Nosotros no salimos de casa en varios días. Vivíamos entre el miedo y la esperanza de que, como mi padre había dicho, no fuera a ocurrir nada, pues lo cierto era que pasaban los días y nadie venia a preguntar por él. Los parientes que nos visitaban decían que en la ciudad se respiraba una especie de euforia, una alegría desbordada que yo quise pensar que se debía a que los nacionales hubieran entrado de forma pacífica, porque me resistía a creer que las personas pudieran cambiar tanto de la noche a la mañana. La gente no parecía cansarse de ovacionar a los soldados, de saludarlos con el brazo en alto y de cantar el Cara al sol. Y abundaban las camisas azules. De hecho, a mí me parecía que había muchas más que antes de la guerra. También empezaron a verse curas con sotana, que era una imagen que casi teníamos olvidada. Supongo que al tío Eliecer no le pesó cambiar el uniforme del ejército republicano por su sotana de siempre, y no es difícil imaginar su felicidad el día que salió de casa y pudo ir a una iglesia para decir misa.

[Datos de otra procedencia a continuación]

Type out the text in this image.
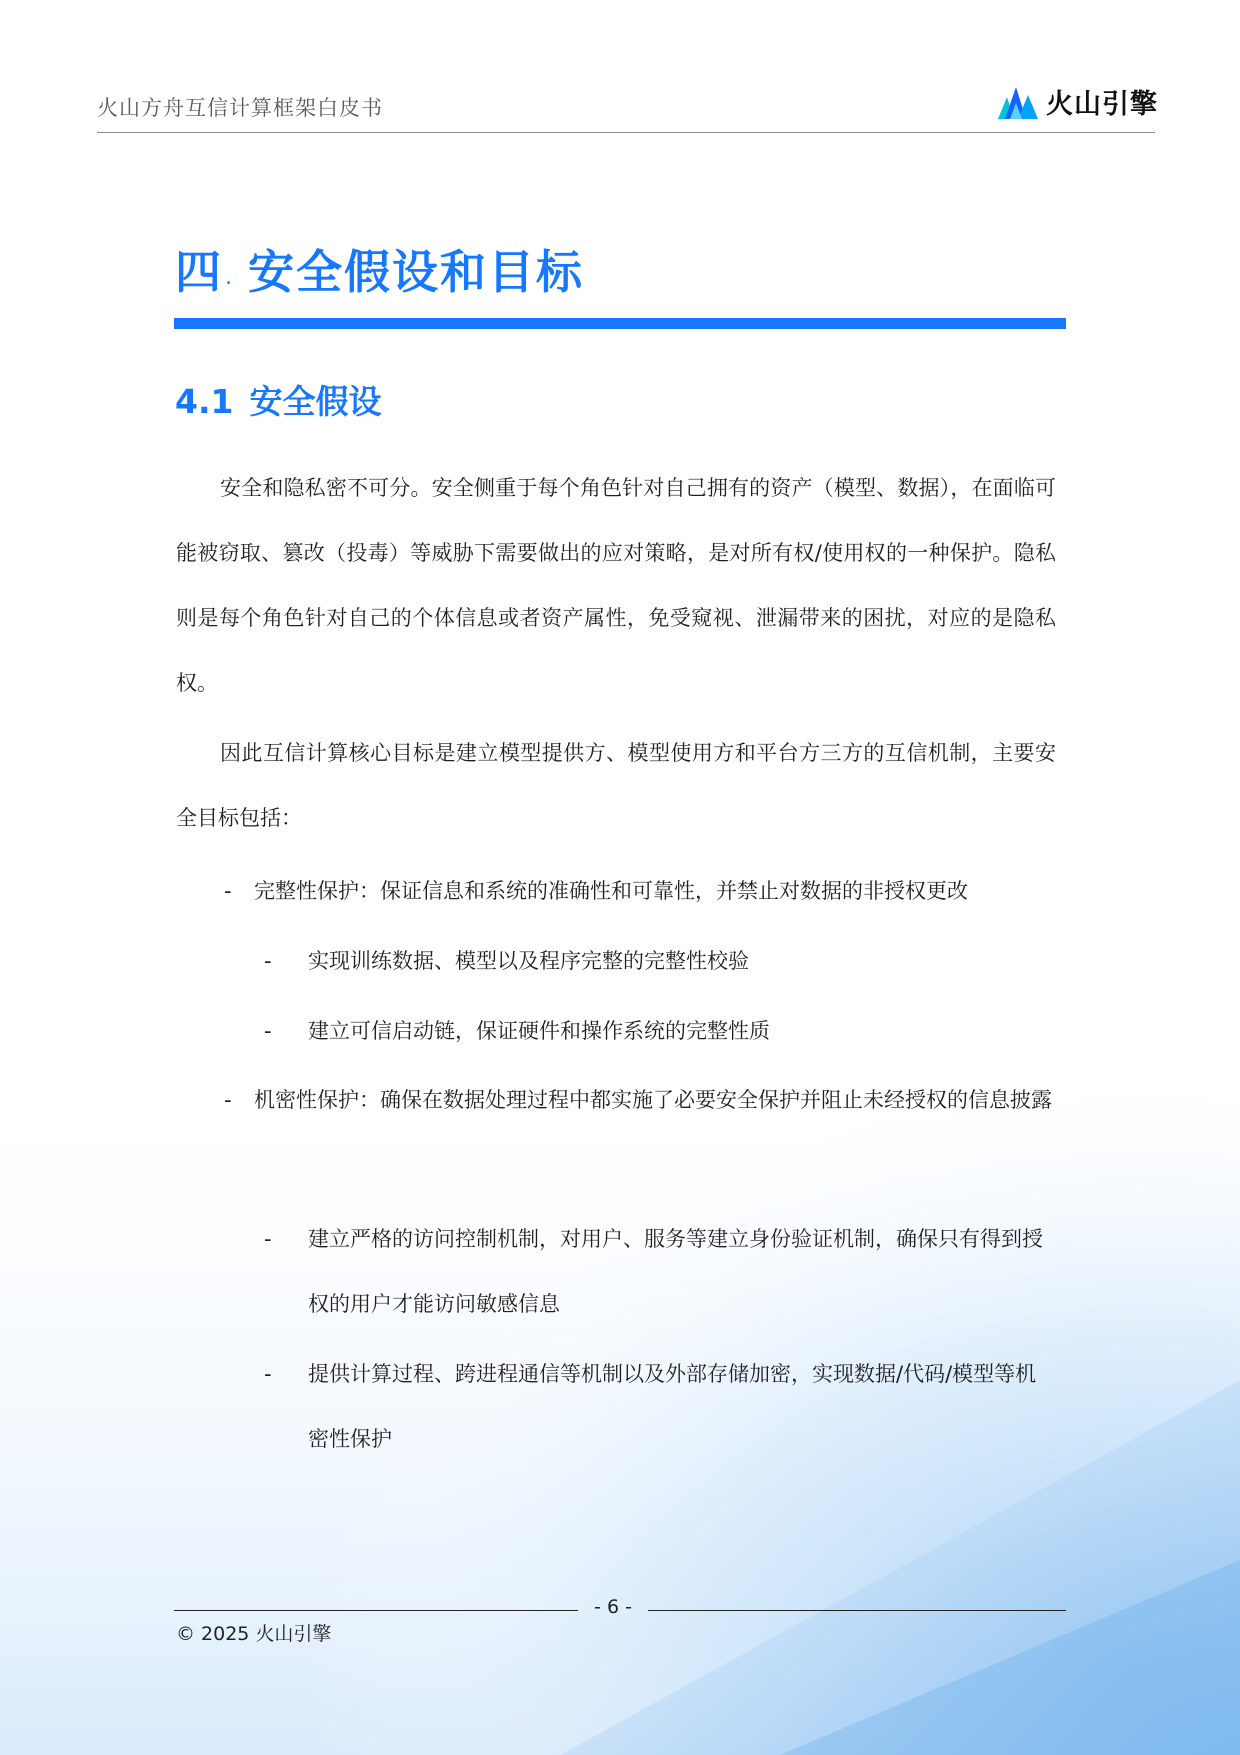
火山方舟互信计算框架白皮书	火山引擎
四. 安全假设和目标
4.1 安全假设

安全和隐私密不可分。安全侧重于每个角色针对自己拥有的资产（模型、数据），在面临可能被窃取、篡改（投毒）等威胁下需要做出的应对策略，是对所有权/使用权的一种保护。隐私则是每个角色针对自己的个体信息或者资产属性，免受窥视、泄漏带来的困扰，对应的是隐私权。

因此互信计算核心目标是建立模型提供方、模型使用方和平台方三方的互信机制，主要安全目标包括：

- 完整性保护：保证信息和系统的准确性和可靠性，并禁止对数据的非授权更改
- 实现训练数据、模型以及程序完整的完整性校验
- 建立可信启动链，保证硬件和操作系统的完整性质
- 机密性保护：确保在数据处理过程中都实施了必要安全保护并阻止未经授权的信息披露
- 建立严格的访问控制机制，对用户、服务等建立身份验证机制，确保只有得到授权的用户才能访问敏感信息
- 提供计算过程、跨进程通信等机制以及外部存储加密，实现数据/代码/模型等机密性保护
- 6 -
© 2025 火山引擎
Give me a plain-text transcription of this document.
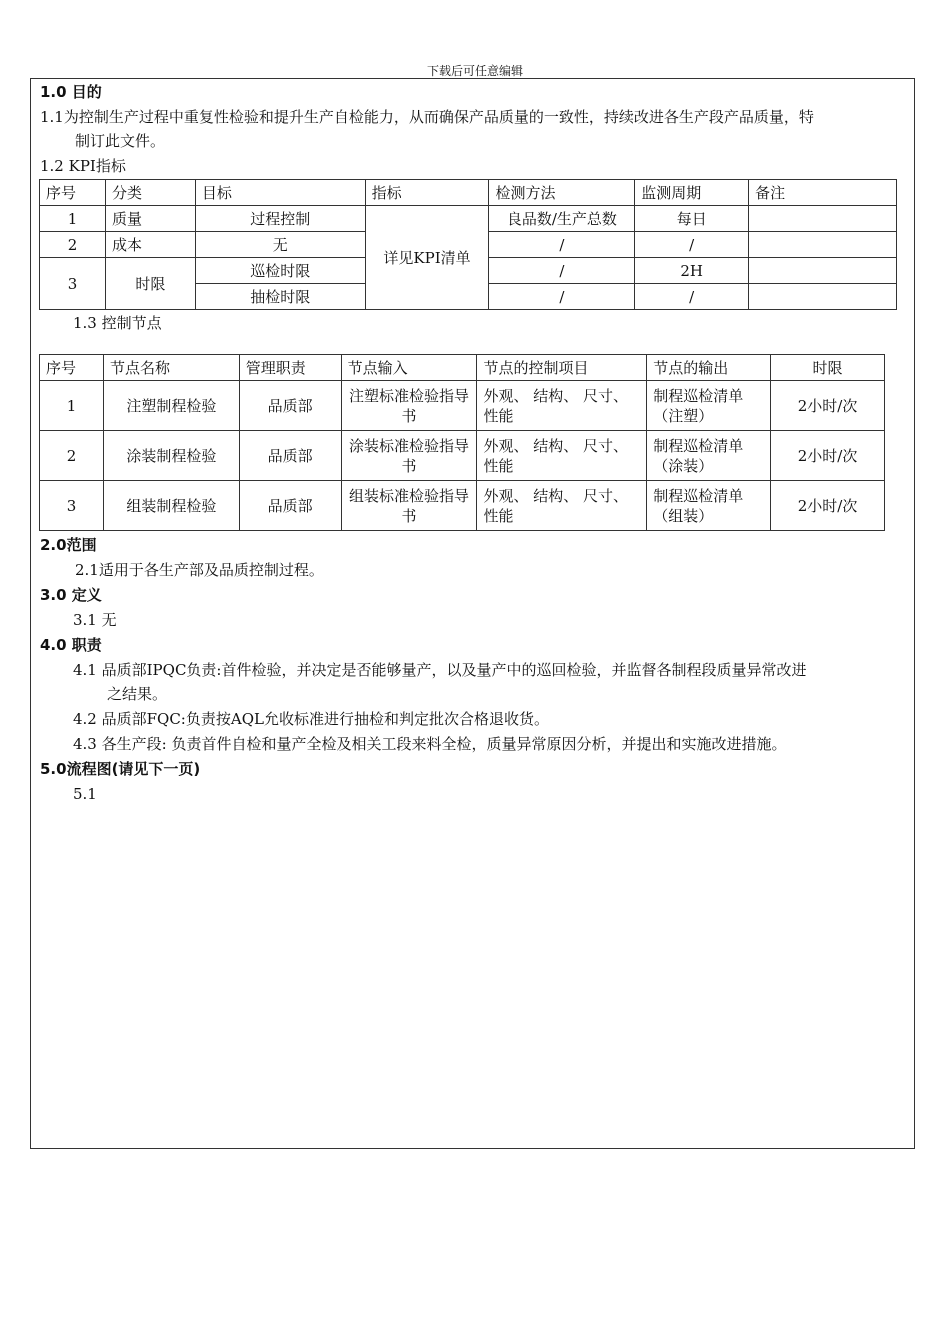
下载后可任意编辑
1.0 目的
1.1为控制生产过程中重复性检验和提升生产自检能力，从而确保产品质量的一致性，持续改进各生产段产品质量，特
制订此文件。
1.2 KPI指标
序号	分类	目标	指标	检测方法	监测周期	备注
1	质量	过程控制	详见KPI清单	良品数/生产总数	每日	
2	成本	无		/	/	
3	时限	巡检时限		/	2H	
		抽检时限		/	/	
1.3 控制节点
序号	节点名称	管理职责	节点输入	节点的控制项目	节点的输出	时限
1	注塑制程检验	品质部	注塑标准检验指导书	外观、 结构、 尺寸、 性能	制程巡检清单（注塑）	2小时/次
2	涂装制程检验	品质部	涂装标准检验指导书	外观、 结构、 尺寸、 性能	制程巡检清单（涂装）	2小时/次
3	组装制程检验	品质部	组装标准检验指导书	外观、 结构、 尺寸、 性能	制程巡检清单（组装）	2小时/次
2.0范围
2.1适用于各生产部及品质控制过程。
3.0 定义
3.1 无
4.0 职责
4.1 品质部IPQC负责:首件检验，并决定是否能够量产，以及量产中的巡回检验，并监督各制程段质量异常改进
之结果。
4.2 品质部FQC:负责按AQL允收标准进行抽检和判定批次合格退收货。
4.3 各生产段: 负责首件自检和量产全检及相关工段来料全检，质量异常原因分析，并提出和实施改进措施。
5.0流程图(请见下一页)
5.1
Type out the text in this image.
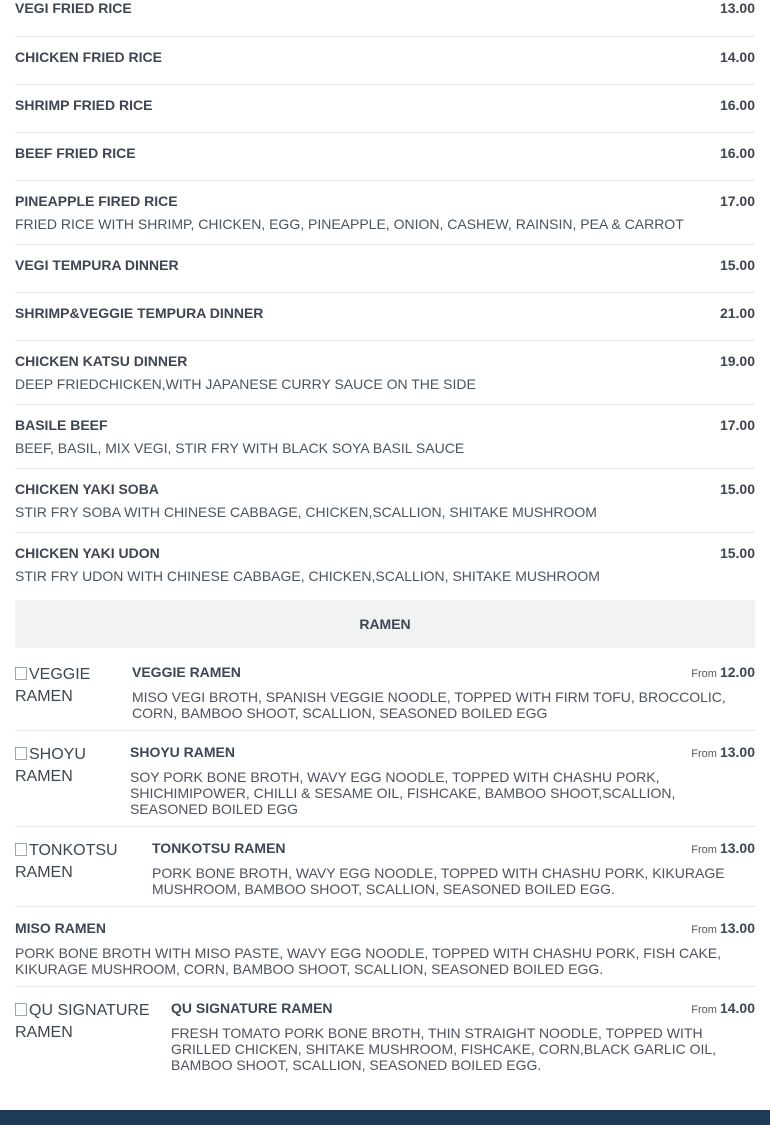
VEGI FRIED RICE	13.00
CHICKEN FRIED RICE	14.00
SHRIMP FRIED RICE	16.00
BEEF FRIED RICE	16.00
PINEAPPLE FIRED RICE	17.00
FRIED RICE WITH SHRIMP, CHICKEN, EGG, PINEAPPLE, ONION, CASHEW, RAINSIN, PEA & CARROT
VEGI TEMPURA DINNER	15.00
SHRIMP&VEGGIE TEMPURA DINNER	21.00
CHICKEN KATSU DINNER	19.00
DEEP FRIEDCHICKEN,WITH JAPANESE CURRY SAUCE ON THE SIDE
BASILE BEEF	17.00
BEEF, BASIL, MIX VEGI, STIR FRY WITH BLACK SOYA BASIL SAUCE
CHICKEN YAKI SOBA	15.00
STIR FRY SOBA WITH CHINESE CABBAGE, CHICKEN,SCALLION, SHITAKE MUSHROOM
CHICKEN YAKI UDON	15.00
STIR FRY UDON WITH CHINESE CABBAGE, CHICKEN,SCALLION, SHITAKE MUSHROOM
RAMEN
VEGGIE RAMEN
VEGGIE RAMEN	From 12.00
MISO VEGI BROTH, SPANISH VEGGIE NOODLE, TOPPED WITH FIRM TOFU, BROCCOLIC, CORN, BAMBOO SHOOT, SCALLION, SEASONED BOILED EGG
SHOYU RAMEN
SHOYU RAMEN	From 13.00
SOY PORK BONE BROTH, WAVY EGG NOODLE, TOPPED WITH CHASHU PORK, SHICHIMIPOWER, CHILLI & SESAME OIL, FISHCAKE, BAMBOO SHOOT,SCALLION, SEASONED BOILED EGG
TONKOTSU RAMEN
TONKOTSU RAMEN	From 13.00
PORK BONE BROTH, WAVY EGG NOODLE, TOPPED WITH CHASHU PORK, KIKURAGE MUSHROOM, BAMBOO SHOOT, SCALLION, SEASONED BOILED EGG.
MISO RAMEN	From 13.00
PORK BONE BROTH WITH MISO PASTE, WAVY EGG NOODLE, TOPPED WITH CHASHU PORK, FISH CAKE, KIKURAGE MUSHROOM, CORN, BAMBOO SHOOT, SCALLION, SEASONED BOILED EGG.
QU SIGNATURE RAMEN
QU SIGNATURE RAMEN	From 14.00
FRESH TOMATO PORK BONE BROTH, THIN STRAIGHT NOODLE, TOPPED WITH GRILLED CHICKEN, SHITAKE MUSHROOM, FISHCAKE, CORN,BLACK GARLIC OIL, BAMBOO SHOOT, SCALLION, SEASONED BOILED EGG.
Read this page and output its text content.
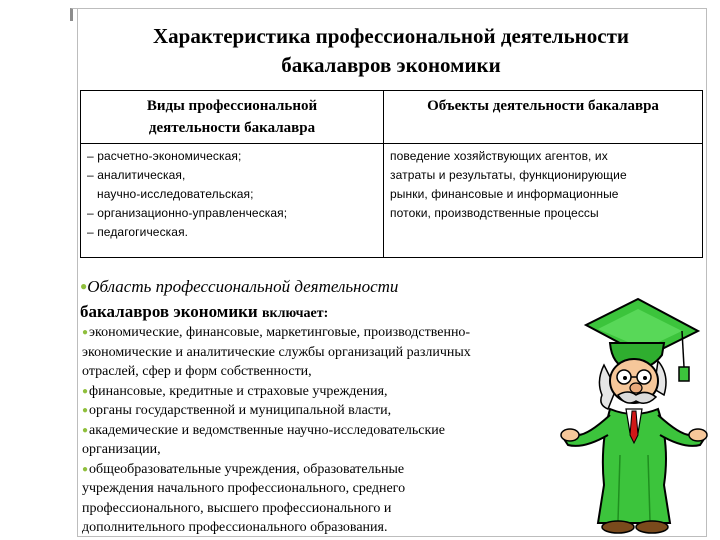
Характеристика профессиональной деятельности
бакалавров экономики
Виды профессиональной
деятельности бакалавра	Объекты деятельности бакалавра

– расчетно-экономическая;
– аналитическая,
научно-исследовательская;
– организационно-управленческая;
– педагогическая.	поведение хозяйствующих агентов, их
затраты и результаты, функционирующие
рынки, финансовые и информационные
потоки, производственные процессы
●Область профессиональной деятельности
бакалавров экономики включает:
●экономические, финансовые, маркетинговые, производственно-
экономические и аналитические службы организаций различных
отраслей, сфер и форм собственности,
●финансовые, кредитные и страховые учреждения,
●органы государственной и муниципальной власти,
●академические и ведомственные научно-исследовательские
организации,
●общеобразовательные учреждения, образовательные
учреждения начального профессионального, среднего
профессионального, высшего профессионального и
дополнительного профессионального образования.
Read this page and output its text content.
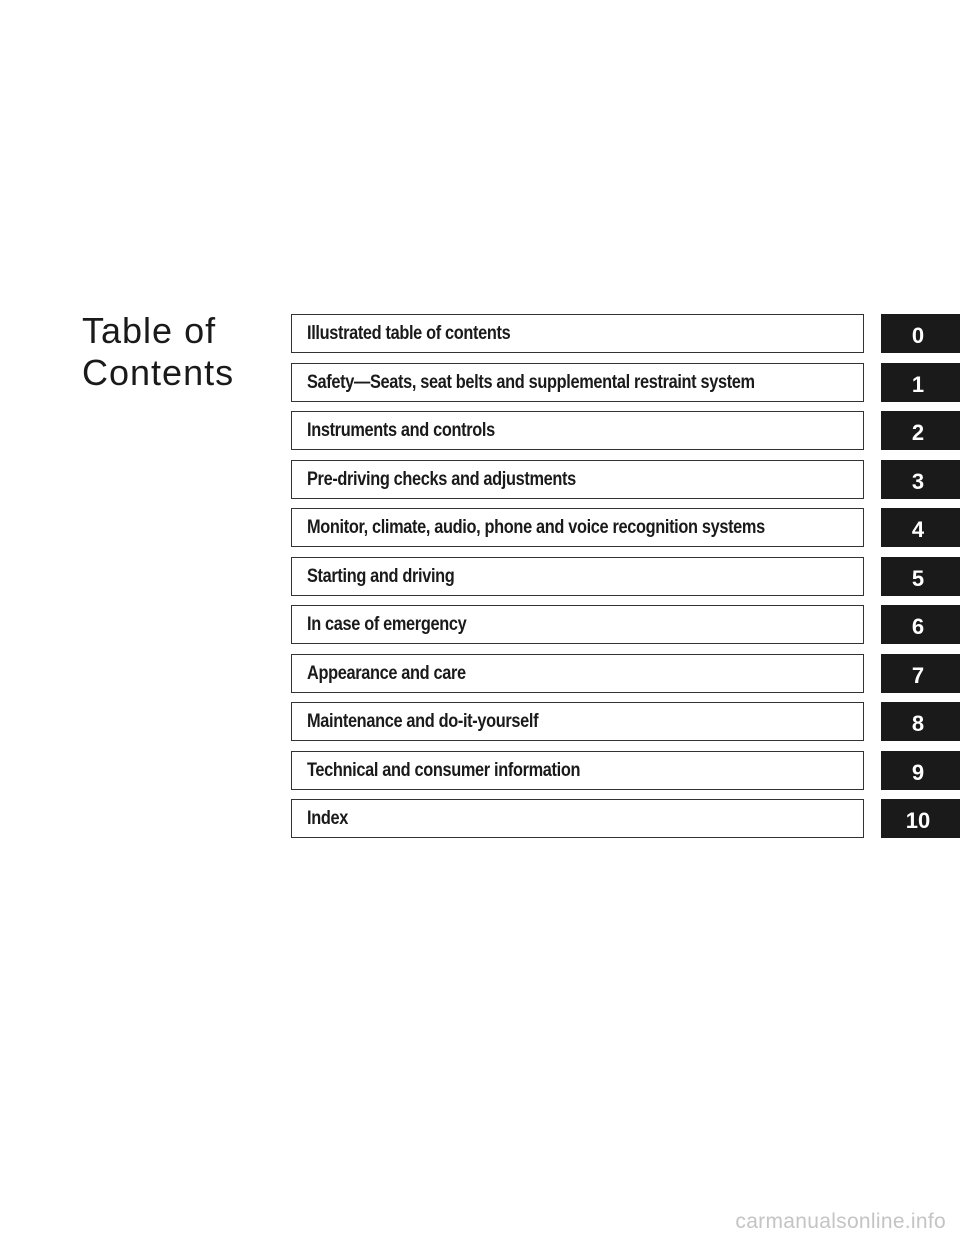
Table of
Contents
Illustrated table of contents	0
Safety—Seats, seat belts and supplemental restraint system	1
Instruments and controls	2
Pre-driving checks and adjustments	3
Monitor, climate, audio, phone and voice recognition systems	4
Starting and driving	5
In case of emergency	6
Appearance and care	7
Maintenance and do-it-yourself	8
Technical and consumer information	9
Index	10
carmanualsonline.info
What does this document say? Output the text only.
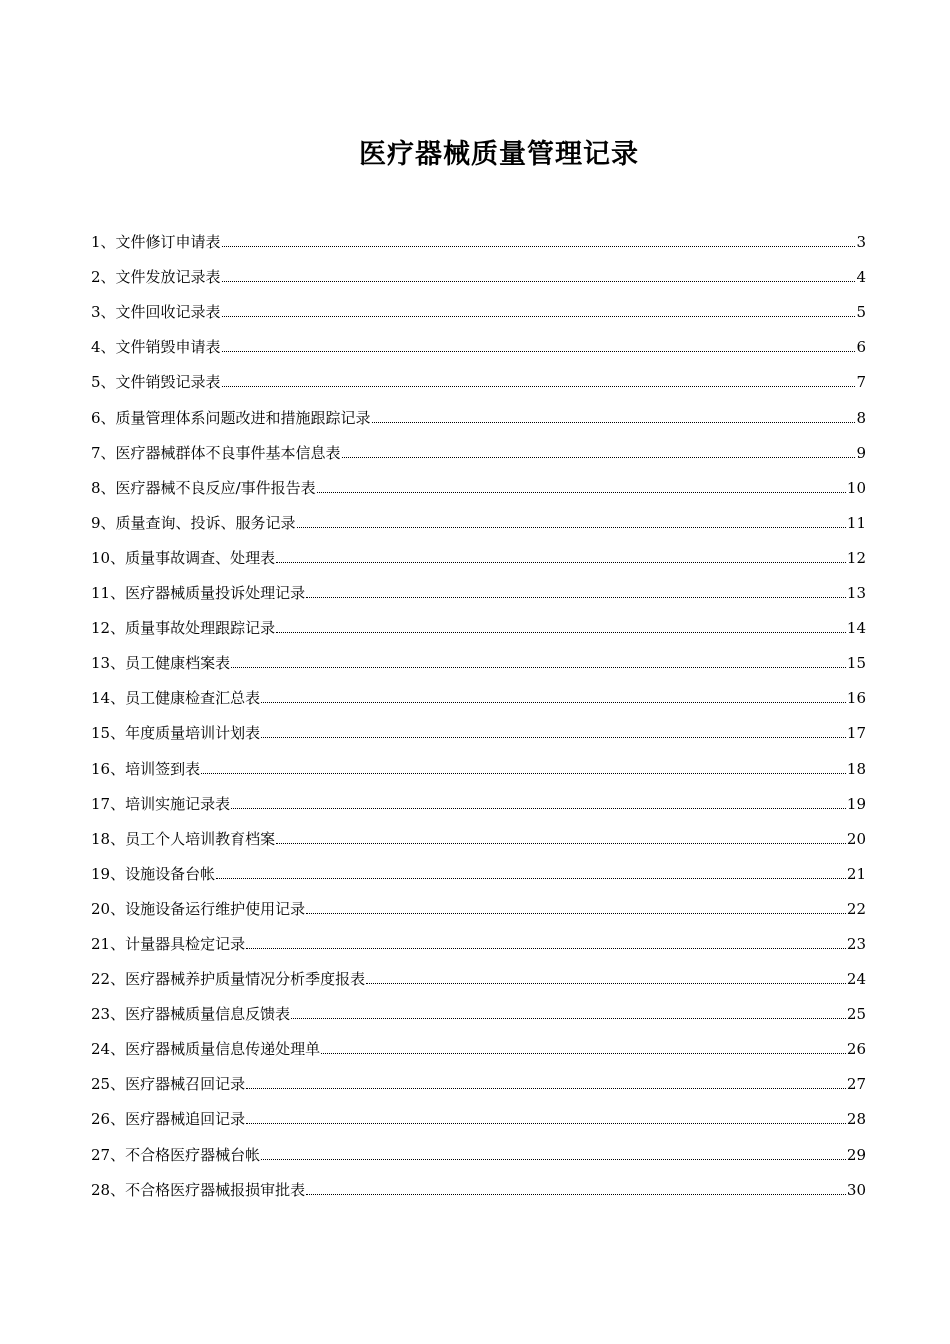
医疗器械质量管理记录
1、文件修订申请表	3
2、文件发放记录表	4
3、文件回收记录表	5
4、文件销毁申请表	6
5、文件销毁记录表	7
6、质量管理体系问题改进和措施跟踪记录	8
7、医疗器械群体不良事件基本信息表	9
8、医疗器械不良反应/事件报告表	10
9、质量查询、投诉、服务记录	11
10、质量事故调查、处理表	12
11、医疗器械质量投诉处理记录	13
12、质量事故处理跟踪记录	14
13、员工健康档案表	15
14、员工健康检查汇总表	16
15、年度质量培训计划表	17
16、培训签到表	18
17、培训实施记录表	19
18、员工个人培训教育档案	20
19、设施设备台帐	21
20、设施设备运行维护使用记录	22
21、计量器具检定记录	23
22、医疗器械养护质量情况分析季度报表	24
23、医疗器械质量信息反馈表	25
24、医疗器械质量信息传递处理单	26
25、医疗器械召回记录	27
26、医疗器械追回记录	28
27、不合格医疗器械台帐	29
28、不合格医疗器械报损审批表	30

Mi padre nos hizo llegar una carta desde la aldea donde estaba escondido. Nos decía que no nos preocupáramos, que los tíos habían estado haciendo gestiones en su nombre y que, por lo visto, los que ahora mandaban no tenían nada en contra suya. Como medida de precaución, pensaba quedarse en el campo algún tiempo más, pero estaba seguro de que muy pronto podría volver y todo seria como antes.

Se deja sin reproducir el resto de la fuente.